Cool! This is a problem I've been trying to solve.

One of my biggest annoyances was how you may have multiple submodules that are tightly related to your project, but have to be in external repos that may not logically map well.

One trick I started doing was to put the actual submodule repos physically inside my parent repos on my server, and then in my .gitmodules, using the relative directory like ./submodule1.git

So, that means:

  parent/ --> server:parent.git  
  parent/submodule1/ --> server:parent.git/submodule1.git
I have also been using orphan worktrees as well.

The reason this is such a big deal, is that for many of the data projects I work on, the different repos, while closely related, should really have completely separate history. This is because I use tools like git-annex and git-lfs to access and push large datasets within git, and it would make no sense at all to mix that in with documentation and code. I sometimes use Datalad, which handles a lot of this, but had some of its own quirks and can be overkill some times.

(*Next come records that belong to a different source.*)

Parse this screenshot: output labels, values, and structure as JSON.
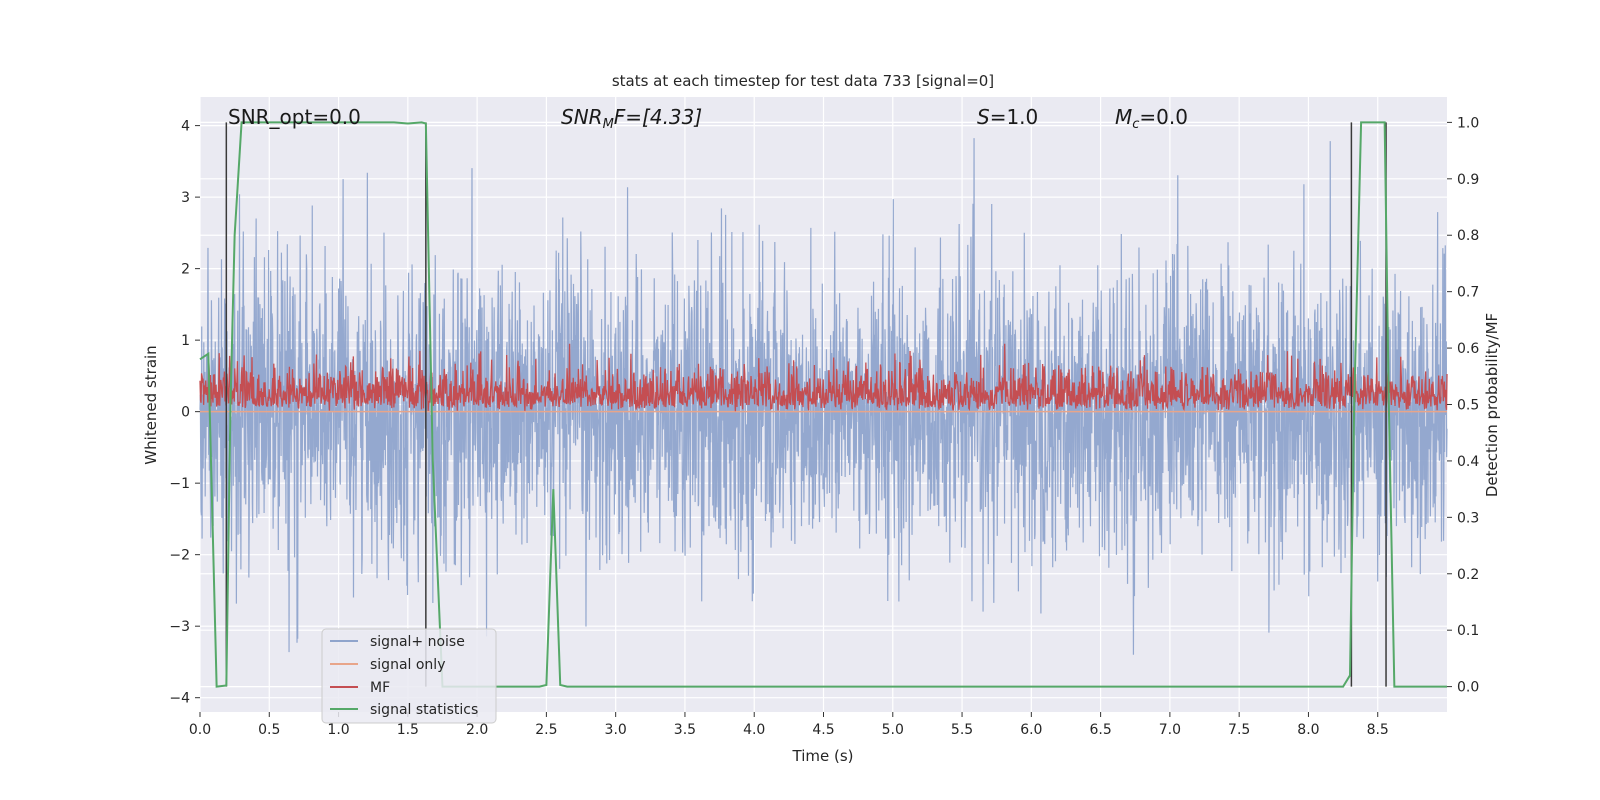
{
  "chart_data": {
    "type": "line",
    "title": "stats at each timestep for test data 733 [signal=0]",
    "xlabel": "Time (s)",
    "ylabel": "Whitened strain",
    "ylabel_right": "Detection probability/MF",
    "xlim": [
      0.0,
      9.0
    ],
    "ylim": [
      -4.2,
      4.4
    ],
    "ylim_right": [
      -0.045,
      1.045
    ],
    "xticks": [
      "0.0",
      "0.5",
      "1.0",
      "1.5",
      "2.0",
      "2.5",
      "3.0",
      "3.5",
      "4.0",
      "4.5",
      "5.0",
      "5.5",
      "6.0",
      "6.5",
      "7.0",
      "7.5",
      "8.0",
      "8.5"
    ],
    "yticks_left": [
      "4",
      "3",
      "2",
      "1",
      "0",
      "−1",
      "−2",
      "−3",
      "−4"
    ],
    "yticks_right": [
      "1.0",
      "0.9",
      "0.8",
      "0.7",
      "0.6",
      "0.5",
      "0.4",
      "0.3",
      "0.2",
      "0.1",
      "0.0"
    ],
    "grid": true,
    "legend_placement": "lower-left",
    "annotations": {
      "snr_opt": "SNR_opt=0.0",
      "snr_mf_main": "SNR",
      "snr_mf_sub": "M",
      "snr_mf_rest": "F=[4.33]",
      "s_main": "S",
      "s_rest": "=1.0",
      "mc_main": "M",
      "mc_sub": "c",
      "mc_rest": "=0.0"
    },
    "series": [
      {
        "name": "signal+ noise",
        "color": "#8fa4cc",
        "description_stats": {
          "mean": 0.0,
          "std": 1.0,
          "min": -3.7,
          "max": 4.0,
          "samples": 3600
        }
      },
      {
        "name": "signal only",
        "color": "#e8a58a",
        "x": [
          0.0,
          9.0
        ],
        "y": [
          0.0,
          0.0
        ]
      },
      {
        "name": "MF",
        "color": "#c44e52",
        "axis": "left",
        "baseline": 0.0,
        "mean": 0.3,
        "max": 0.95
      },
      {
        "name": "signal statistics",
        "color": "#55a868",
        "axis": "right",
        "x": [
          0.0,
          0.06,
          0.12,
          0.19,
          0.22,
          0.25,
          0.3,
          0.5,
          1.0,
          1.4,
          1.5,
          1.6,
          1.63,
          1.68,
          1.75,
          2.0,
          2.45,
          2.5,
          2.55,
          2.6,
          2.65,
          3.0,
          5.0,
          8.0,
          8.25,
          8.3,
          8.33,
          8.38,
          8.55,
          8.58,
          8.62,
          9.0
        ],
        "y": [
          0.58,
          0.59,
          0.0,
          0.002,
          0.5,
          0.8,
          1.0,
          1.0,
          1.0,
          1.0,
          0.998,
          1.0,
          0.998,
          0.4,
          0.0,
          0.0,
          0.0,
          0.003,
          0.35,
          0.003,
          0.0,
          0.0,
          0.0,
          0.0,
          0.0,
          0.02,
          0.5,
          1.0,
          1.0,
          0.5,
          0.0,
          0.0
        ]
      }
    ],
    "vertical_markers": [
      {
        "x": 0.19,
        "y_right_from": 0.0,
        "y_right_to": 1.0
      },
      {
        "x": 1.63,
        "y_right_from": 0.0,
        "y_right_to": 1.0
      },
      {
        "x": 8.31,
        "y_right_from": 0.0,
        "y_right_to": 1.0
      },
      {
        "x": 8.56,
        "y_right_from": 0.0,
        "y_right_to": 1.0
      }
    ]
  }
}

I'm certain to give this a try.

Such as:

  parent/  
    imaging_input/ (12G of 50G checked out w/ git-annex)  
    imaging_diffs_input/ (5G git-lfs)  
    imaging_output (git-annex)  
    logs_output/ (git-annex)  
    code/  
    wiki/
[1]: http://handbook.datalad.org/en/latest/basics/101-106-nesting...


And after I just spent several hours of headaches rebasing and wrangling git subtree and attempting to git rebase -i branch -s subtree --rebase-merges --allow-unrelated-histories (which doesn't work)...

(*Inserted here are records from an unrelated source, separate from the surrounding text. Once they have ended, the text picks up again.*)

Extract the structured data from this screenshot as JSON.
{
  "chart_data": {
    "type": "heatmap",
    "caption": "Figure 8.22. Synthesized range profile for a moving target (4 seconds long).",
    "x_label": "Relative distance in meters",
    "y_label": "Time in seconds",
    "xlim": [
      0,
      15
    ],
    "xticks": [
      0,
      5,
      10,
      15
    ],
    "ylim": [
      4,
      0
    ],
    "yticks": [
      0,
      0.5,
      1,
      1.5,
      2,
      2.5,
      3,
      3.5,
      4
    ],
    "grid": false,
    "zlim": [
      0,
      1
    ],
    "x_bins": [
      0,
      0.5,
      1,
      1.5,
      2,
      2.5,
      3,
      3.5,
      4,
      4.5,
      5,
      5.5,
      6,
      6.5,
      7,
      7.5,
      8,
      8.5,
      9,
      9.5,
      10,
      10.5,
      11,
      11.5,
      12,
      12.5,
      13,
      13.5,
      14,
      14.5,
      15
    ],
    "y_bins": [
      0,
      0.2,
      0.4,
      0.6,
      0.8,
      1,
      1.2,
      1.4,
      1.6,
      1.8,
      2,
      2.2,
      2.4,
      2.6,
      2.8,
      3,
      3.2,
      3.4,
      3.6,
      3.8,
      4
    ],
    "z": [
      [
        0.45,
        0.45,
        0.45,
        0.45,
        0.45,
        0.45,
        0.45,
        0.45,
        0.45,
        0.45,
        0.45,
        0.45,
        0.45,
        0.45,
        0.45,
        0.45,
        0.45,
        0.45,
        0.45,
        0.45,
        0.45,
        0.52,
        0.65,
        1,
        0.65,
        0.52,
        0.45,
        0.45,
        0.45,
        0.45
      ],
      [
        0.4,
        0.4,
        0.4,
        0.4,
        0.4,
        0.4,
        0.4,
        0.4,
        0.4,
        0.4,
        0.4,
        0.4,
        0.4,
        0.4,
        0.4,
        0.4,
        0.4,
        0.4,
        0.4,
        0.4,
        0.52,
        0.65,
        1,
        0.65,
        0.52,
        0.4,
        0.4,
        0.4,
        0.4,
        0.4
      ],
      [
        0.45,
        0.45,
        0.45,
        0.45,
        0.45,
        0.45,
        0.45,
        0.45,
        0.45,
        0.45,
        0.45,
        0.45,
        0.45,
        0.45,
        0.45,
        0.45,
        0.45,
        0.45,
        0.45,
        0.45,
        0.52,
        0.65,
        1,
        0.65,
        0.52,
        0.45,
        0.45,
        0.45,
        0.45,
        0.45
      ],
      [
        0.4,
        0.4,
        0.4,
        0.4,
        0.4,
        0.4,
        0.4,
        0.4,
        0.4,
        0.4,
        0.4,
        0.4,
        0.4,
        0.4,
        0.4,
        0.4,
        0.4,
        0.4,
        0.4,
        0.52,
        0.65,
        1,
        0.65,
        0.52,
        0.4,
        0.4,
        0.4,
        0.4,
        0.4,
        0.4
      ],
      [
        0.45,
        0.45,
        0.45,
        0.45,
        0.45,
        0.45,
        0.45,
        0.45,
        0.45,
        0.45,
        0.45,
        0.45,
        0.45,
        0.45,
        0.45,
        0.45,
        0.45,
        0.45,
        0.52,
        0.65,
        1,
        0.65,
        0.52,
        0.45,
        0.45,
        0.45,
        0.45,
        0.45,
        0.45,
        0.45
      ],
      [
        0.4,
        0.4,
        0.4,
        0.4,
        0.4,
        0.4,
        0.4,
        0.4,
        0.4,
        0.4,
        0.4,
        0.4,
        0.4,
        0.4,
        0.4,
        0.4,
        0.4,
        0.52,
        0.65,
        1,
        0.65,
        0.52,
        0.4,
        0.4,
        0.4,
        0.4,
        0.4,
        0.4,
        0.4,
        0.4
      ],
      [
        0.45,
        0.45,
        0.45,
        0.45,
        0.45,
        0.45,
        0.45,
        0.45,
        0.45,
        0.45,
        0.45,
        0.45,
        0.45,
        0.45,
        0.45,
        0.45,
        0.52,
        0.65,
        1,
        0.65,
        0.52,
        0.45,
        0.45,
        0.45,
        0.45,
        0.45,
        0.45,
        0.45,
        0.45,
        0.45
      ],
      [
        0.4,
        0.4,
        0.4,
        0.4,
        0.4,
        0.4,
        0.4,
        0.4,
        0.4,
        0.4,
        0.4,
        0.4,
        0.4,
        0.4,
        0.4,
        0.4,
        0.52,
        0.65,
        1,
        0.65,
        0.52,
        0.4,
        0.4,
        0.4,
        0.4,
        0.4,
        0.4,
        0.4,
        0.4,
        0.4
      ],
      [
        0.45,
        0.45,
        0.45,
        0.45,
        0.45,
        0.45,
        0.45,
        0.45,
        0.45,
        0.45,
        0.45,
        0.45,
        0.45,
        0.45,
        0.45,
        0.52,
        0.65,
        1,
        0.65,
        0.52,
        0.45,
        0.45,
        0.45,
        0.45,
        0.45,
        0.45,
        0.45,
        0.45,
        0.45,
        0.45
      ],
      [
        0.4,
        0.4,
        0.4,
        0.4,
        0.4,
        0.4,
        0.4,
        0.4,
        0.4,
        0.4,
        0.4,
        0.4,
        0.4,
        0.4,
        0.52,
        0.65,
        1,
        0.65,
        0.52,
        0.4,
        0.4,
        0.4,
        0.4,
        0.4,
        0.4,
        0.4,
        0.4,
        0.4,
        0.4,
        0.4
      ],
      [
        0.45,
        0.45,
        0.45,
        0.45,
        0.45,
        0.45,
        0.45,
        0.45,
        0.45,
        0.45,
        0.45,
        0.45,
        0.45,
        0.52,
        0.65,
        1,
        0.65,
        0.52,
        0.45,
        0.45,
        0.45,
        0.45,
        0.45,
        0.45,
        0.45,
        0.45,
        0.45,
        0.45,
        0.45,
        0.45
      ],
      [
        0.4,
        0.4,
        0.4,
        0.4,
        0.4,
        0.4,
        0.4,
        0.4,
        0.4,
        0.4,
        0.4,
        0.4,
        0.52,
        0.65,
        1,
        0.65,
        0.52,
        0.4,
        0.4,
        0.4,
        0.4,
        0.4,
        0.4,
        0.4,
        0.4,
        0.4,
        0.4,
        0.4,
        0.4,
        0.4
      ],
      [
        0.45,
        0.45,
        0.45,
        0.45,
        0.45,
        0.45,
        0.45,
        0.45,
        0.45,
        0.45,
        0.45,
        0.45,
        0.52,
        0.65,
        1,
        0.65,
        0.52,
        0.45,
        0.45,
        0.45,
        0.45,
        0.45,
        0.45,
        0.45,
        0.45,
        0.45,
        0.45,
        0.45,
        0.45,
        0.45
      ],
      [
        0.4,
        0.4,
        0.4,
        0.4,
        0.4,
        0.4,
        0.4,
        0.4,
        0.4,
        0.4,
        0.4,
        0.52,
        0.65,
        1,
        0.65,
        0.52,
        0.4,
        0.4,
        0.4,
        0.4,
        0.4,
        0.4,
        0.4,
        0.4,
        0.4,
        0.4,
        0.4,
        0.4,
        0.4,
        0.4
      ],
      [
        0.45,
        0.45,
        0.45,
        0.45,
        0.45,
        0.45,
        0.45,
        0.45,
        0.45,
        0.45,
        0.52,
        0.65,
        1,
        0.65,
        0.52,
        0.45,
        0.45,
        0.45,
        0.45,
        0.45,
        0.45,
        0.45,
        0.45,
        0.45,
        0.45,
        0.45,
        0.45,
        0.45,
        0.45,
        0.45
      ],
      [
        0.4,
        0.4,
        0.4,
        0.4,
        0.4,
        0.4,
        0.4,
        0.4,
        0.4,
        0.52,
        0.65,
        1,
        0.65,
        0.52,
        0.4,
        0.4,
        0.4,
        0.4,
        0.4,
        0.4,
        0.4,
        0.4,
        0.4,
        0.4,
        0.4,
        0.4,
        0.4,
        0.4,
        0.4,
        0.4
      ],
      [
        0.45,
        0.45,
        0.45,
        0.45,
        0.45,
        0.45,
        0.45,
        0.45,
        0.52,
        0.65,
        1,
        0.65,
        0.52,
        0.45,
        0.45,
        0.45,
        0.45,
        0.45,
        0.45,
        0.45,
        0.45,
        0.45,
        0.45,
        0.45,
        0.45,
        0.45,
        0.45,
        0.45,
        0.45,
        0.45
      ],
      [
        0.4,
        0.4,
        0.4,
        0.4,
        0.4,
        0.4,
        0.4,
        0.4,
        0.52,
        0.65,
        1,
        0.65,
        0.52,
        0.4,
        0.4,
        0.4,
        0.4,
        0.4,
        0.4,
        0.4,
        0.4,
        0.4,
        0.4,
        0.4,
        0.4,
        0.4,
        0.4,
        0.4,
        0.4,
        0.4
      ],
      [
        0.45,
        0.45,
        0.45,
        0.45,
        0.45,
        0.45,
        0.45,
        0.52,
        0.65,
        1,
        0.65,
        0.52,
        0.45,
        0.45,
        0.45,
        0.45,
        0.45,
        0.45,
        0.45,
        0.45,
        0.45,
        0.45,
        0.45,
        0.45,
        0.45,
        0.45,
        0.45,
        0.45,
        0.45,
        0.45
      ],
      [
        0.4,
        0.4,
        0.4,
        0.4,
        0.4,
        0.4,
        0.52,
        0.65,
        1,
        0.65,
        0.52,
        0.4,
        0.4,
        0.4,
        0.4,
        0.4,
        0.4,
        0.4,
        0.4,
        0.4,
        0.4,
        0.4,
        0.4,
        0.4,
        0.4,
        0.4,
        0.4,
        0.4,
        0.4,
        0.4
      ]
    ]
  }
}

Request: Is it possible to import only one subdirectory of another Git repository as a subtree (excluding unit tests and build scripts and such)?


Git subrepo can import a subdirectory. To oversimplify, it's a wrapper for git subtree that keeps metadata information in both your filesystem and your history so that things stay sane.

https://github.com/ingydotnet/git-subrepo


Does subrepo break when you rebase both a commit and its parent? I recall doing something like that in the past, and subrepo stopped working.


Version 0.4.0 of subrepo has been rock solid for us and has handled everything that's been thrown at it; prior versions wouldn't handle odd situations well. Whether our "odd situations" line up with yours is a different question...

Edit: to be clear; even before 0.4.0 git subrepo handled strange situations better than git subtree did mostly because git subtree requires so much more manual work that's easy to get wrong.


The 'git-subtree' tool (by the same author as this tool) can import subdirectories.


More precisely, git-subtree can extract subdirectories into their own repo, and merge repos into subdirectories.

What someone might want to try is extracting a subdirectory using git-subtree, and then importing it elsewhere using git-subtrac.


Use git-filter-branch with --subdirectory-filter to create a new repo (with history preserved) followed by git-subtree.


Nothing makes git simpler than adding another complicated command :)


That's why I went with git-subrepo [0] over submodules.